As you have probably already read we had some changes to our team. With the transition over into the Automation and Tools Engineering team we can now focus even more on test harnesses, the APIs, and the test creation process while educating others how to write automated tests. Given that new responsibility I want to announce a change in how we will manage Mozmill tests from now on. All that is done with the idea of having a faster pace in getting tests automated and fixed.

  1. We have to do reviews faster. Right now I see a lot of time wasted because the reviewer of tests is in a different timezone and cannot react immediately to requests. That means that patches which have been put up for review will not get reviewed before the evening in Europe. Revising the patch has to happen the next day. Normally we have at least two iterations on a patch so it takes about 2 or 3 days until the patch is ready for check-in. I would like to reduce this time to 1 or at maximum 2 days by promoting at least us (Dave Hunt and me) as reviewers. This applies to new and broken tests. Please split up review requests between us.

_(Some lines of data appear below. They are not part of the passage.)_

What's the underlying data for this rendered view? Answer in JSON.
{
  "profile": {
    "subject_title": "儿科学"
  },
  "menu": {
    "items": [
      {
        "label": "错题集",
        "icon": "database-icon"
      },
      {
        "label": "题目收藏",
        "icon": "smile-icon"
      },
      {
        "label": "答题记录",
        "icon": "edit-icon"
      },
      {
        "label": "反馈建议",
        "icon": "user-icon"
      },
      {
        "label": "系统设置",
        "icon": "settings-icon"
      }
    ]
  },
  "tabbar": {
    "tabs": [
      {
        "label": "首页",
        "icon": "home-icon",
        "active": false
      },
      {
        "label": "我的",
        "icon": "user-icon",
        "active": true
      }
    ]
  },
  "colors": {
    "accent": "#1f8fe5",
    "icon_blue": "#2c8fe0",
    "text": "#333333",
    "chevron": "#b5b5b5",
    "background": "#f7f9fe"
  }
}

  2. We have to ensure that the test covers the appropriate manual test on Litmus. Not sure how close we are at this right now because I never did those reviews since they moved over to Anthony Hughes. If we were good in that area lets keep up that work, otherwise we have to improve. That said we will split up the process in a review and feedback section. While the reviewer takes care about the actual code implementation, the person for feedback checks the test
    for completeness. Only if both areas are fulfilled the test can be checked in. While Dave and myself will take care about reviews, Anthony is the one who knows the most of the current Firefox development and should act as the feedback person for now. Both can happen independently and should not be canceled if the other request gets denied.
  3. We have to fix broken tests and do not only skip them. In the past few months a couple of tests were failing and have been marked as skipped. It has happened a couple of times so that we now end-up with a lot of skipped tests. That doesn’t really help us and we have to get better. So before we create and work on new tests we have to make sure to really fix the broken tests. There should be used a round robin method between all of us (Automation Development and Desktop Automation) so that we will not have any skipped tests due to failures for each of the branches. I think that should be doable.
  4. We have to start the education. Learning from the experience of users while giving reviews will train Dave and me to see where the problems are located. That means that we can make sure to get more and better documentation up for those areas. If we wouldn’t work on reviews we would simply miss those parts. As result everyone who wants to contribute will benefit from and become a writer for automated tests in a shorter time.

I’m sure that with all those changes we can drastically improve the code quality and coverage of automated functional tests with Mozmill.